8 of 9 people found the following review helpful
on 14 May 2012
I never got to see Loose Tubes live, and I've been kicking myself for that oversight for more than twenty years. The release of this live album (and its equally wonderful predecessor, `Dancing on Frith Street') goes some way towards making up for my loss. It captures them in all their exuberance and swagger, but what perhaps strikes me most forcefully is their discipline and sense of form. There's no self-indulgence here, quite an achievement with such a big Big Band; the temptation to sprawl must have been almost irresistible, but resist it they did. Consequently the pieces are almost all fairly short, only one breaking the seven minute mark, and what they lose in extended solo space they gain in tight, focused compositions and arrangements. Loose Tubes was, in addition to all the other things it was, a composers' band, and luckily they had some great composers, chiefly Bates, of course, but others too (in particular Eddie Parker's reputation must be enhanced by this release).
If this makes the album sound dry and formal I'm doing a terrible job of describing it. It's fun! It's got great tunes, foot-tapping rhythms (though they're rarely allowed to settle in for too long before being subverted), humour, tenderness, and an astonishing range of tone colours.

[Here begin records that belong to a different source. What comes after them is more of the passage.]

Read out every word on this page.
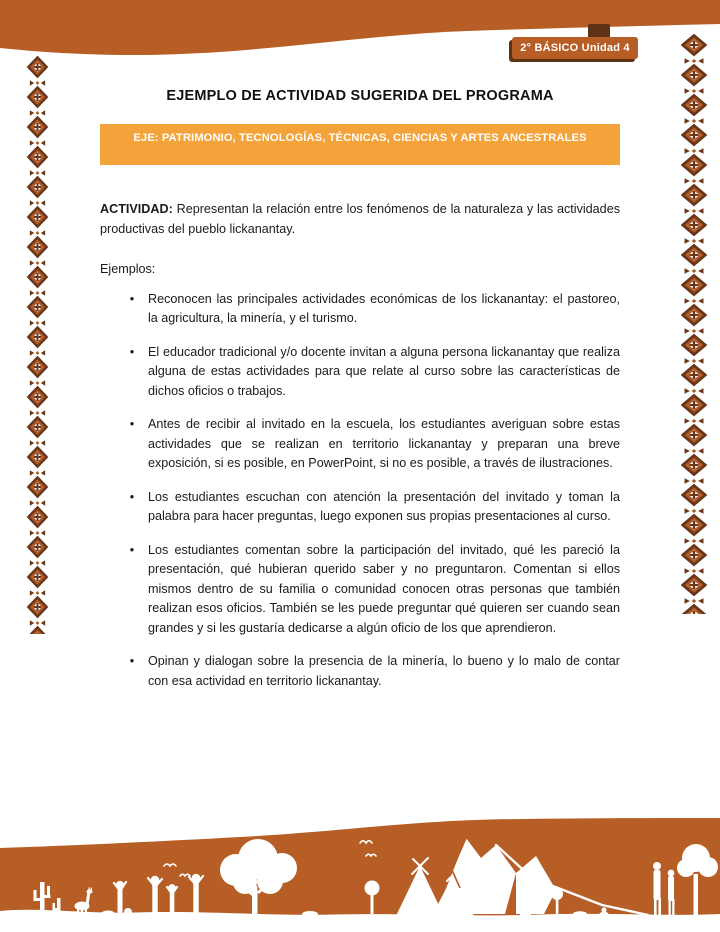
2° BÁSICO Unidad 4
EJEMPLO DE ACTIVIDAD SUGERIDA DEL PROGRAMA
EJE: PATRIMONIO, TECNOLOGÍAS, TÉCNICAS, CIENCIAS Y ARTES ANCESTRALES

ACTIVIDAD: Representan la relación entre los fenómenos de la naturaleza y las actividades productivas del pueblo lickanantay.

Ejemplos:

•	Reconocen las principales actividades económicas de los lickanantay: el pastoreo, la agricultura, la minería, y el turismo.

•	El educador tradicional y/o docente invitan a alguna persona lickanantay que realiza alguna de estas actividades para que relate al curso sobre las características de dichos oficios o trabajos.

•	Antes de recibir al invitado en la escuela, los estudiantes averiguan sobre estas actividades que se realizan en territorio lickanantay y preparan una breve exposición, si es posible, en PowerPoint, si no es posible, a través de ilustraciones.

•	Los estudiantes escuchan con atención la presentación del invitado y toman la palabra para hacer preguntas, luego exponen sus propias presentaciones al curso.

•	Los estudiantes comentan sobre la participación del invitado, qué les pareció la presentación, qué hubieran querido saber y no preguntaron. Comentan si ellos mismos dentro de su familia o comunidad conocen otras personas que también realizan esos oficios. También se les puede preguntar qué quieren ser cuando sean grandes y si les gustaría dedicarse a algún oficio de los que aprendieron.

•	Opinan y dialogan sobre la presencia de la minería, lo bueno y lo malo de contar con esa actividad en territorio lickanantay.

Having claimed brevity as a virtue, I'm now going to contradict myself and say that the only criticism I can make is that the album's rather short, just 48 minutes. Are there no other tunes in the vaults that could have been included? And the size of the band means that some great musicians don't get to solo - we don't hear two of my favourite saxophonists, Iain Ballamy and Mark Lockheart, for example.
Loose Tubes were a great band, and this release confirms that fact. Can we look forward to their three studio albums receiving a proper release on CD?
And they all look so heartbreakingly young (and 80s) in the accompanying photos.
5 of 6 people found the following review helpful
on 17 May 2012
Another splendid trawl of whatever archive exists of Loose Tubes terrific live performances, 'Säd Afrika' is the sequel to 'Dancing on Frith Street', issued in 2010. All the same superlatives apply to this set. Who knows the 3 studio albums could be lined up for reissue, but great as that would be, in a way this is better - Loose Tubes was always stunning live, an unforgettable experience. This puts you there - again!
on 2 July 2012
Reading some of the other reviews on here makes me realise how lucky I was to see Loose Tubes in concert twice, and how lucky I am to still have those first 3 studio albums, although like the other contributors I'd like to re-purchase them on CD. But this CD, together with Dancing on Frith Street, are wonderful additions to the Tubes legacy. All the hallmarks are here, striking melodies which veer into apparently chaotic improvisations over foot-tapping riffs. And the reverse, where the cacophony resolves itself into beauty. Stellar musicians at the top of their game. Great fun and great music.
on 26 June 2012
I remember hearing these sounds at Ronnie's.
The joy, exhilaration, sheer musicianship, improvisational dynamics,
almost unmatched. Anywhere.
Influences abound, comparisons are inevitable, Bley, Nelson,
Dankworth, Dolphy, but Django Bates and his glorious crew of
inventive and stunning musicians show where it's at.